I've generated some ATAC-seq data and wanted to graph it. Its singly mapped and deduplicated already so I ran samtools mpileup on it. Then I divided each position by the number of reads in millions to get the CPM of each position. I've then tried to graph a larger region, using pyGenomeTracks and bigwig files generated from bamCoverage in deeptools v3.4.3. I ran this command
bamCoverage --normalizeUsing CPM -p 32 -bs 1 -b 01_aligned.dedup.single.sortedbycoord.bam -o 01_aligned.dedup.single.cox2.bw
and then I ran with exact scaling and extended reads
bamCoverage --normalizeUsing CPM -e --exactScaling -p 32 -bs 1 -b 01_aligned.dedup.single.sortedbycoord.bam -o coverage_bw_exact/sample_01_exactscaling_coverage.bw
Both bw, when plotted with pyGenomeTracks gave me peaks higher than my CPM normalized data from mpileup (which I'm inclined to believe due to the simplicity of the normalization of CPM).

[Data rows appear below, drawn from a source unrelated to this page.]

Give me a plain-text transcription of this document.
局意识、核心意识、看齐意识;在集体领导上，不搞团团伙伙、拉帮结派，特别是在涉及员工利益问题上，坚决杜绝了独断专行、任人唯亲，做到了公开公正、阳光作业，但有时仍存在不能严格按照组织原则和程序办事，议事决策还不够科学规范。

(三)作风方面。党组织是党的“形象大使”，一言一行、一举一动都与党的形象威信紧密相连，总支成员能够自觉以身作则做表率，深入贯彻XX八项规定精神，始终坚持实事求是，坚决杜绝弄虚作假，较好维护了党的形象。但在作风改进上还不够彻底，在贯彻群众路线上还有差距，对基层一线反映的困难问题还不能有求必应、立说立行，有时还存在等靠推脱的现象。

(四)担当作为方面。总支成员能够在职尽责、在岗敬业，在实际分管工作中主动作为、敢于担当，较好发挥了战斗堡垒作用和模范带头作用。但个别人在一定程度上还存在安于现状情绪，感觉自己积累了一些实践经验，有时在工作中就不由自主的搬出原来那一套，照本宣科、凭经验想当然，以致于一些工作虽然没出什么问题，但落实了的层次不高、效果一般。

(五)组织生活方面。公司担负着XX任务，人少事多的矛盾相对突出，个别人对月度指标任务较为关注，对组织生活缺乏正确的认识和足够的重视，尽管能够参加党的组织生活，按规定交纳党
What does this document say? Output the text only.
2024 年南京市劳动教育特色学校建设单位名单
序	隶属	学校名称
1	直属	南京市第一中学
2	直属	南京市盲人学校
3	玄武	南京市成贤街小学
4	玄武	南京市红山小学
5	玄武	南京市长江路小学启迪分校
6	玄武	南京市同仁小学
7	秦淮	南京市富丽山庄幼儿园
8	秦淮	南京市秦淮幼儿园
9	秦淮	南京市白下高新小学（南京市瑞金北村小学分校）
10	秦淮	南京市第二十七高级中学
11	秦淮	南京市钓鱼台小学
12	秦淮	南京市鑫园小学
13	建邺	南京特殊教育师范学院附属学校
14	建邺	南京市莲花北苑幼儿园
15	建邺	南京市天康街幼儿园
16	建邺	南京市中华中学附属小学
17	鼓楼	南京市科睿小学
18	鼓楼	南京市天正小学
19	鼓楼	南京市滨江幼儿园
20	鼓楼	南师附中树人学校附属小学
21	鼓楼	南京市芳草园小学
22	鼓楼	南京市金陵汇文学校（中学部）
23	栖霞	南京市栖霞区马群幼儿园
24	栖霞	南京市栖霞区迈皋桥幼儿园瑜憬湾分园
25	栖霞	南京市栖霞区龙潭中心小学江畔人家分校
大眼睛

Is there a more detailed manual on how deeptools works? I'm not sure what's not working here, while I have a suspicion it is bamCoverage not working as expected I'm not sure. I'd really appreciate some help. Thanks.
Understood, but the regions we're looking at look properly normalized with CPM. I've done normalization with 1x coverage (RPGC) and CPM and noticed very similar trends in these areas. I'm mostly trying to reconcile the different scaling between manual CPM through samtools and bamCoverage, despite CPM not being the most optimal way to normalize all data from ATAC-seq.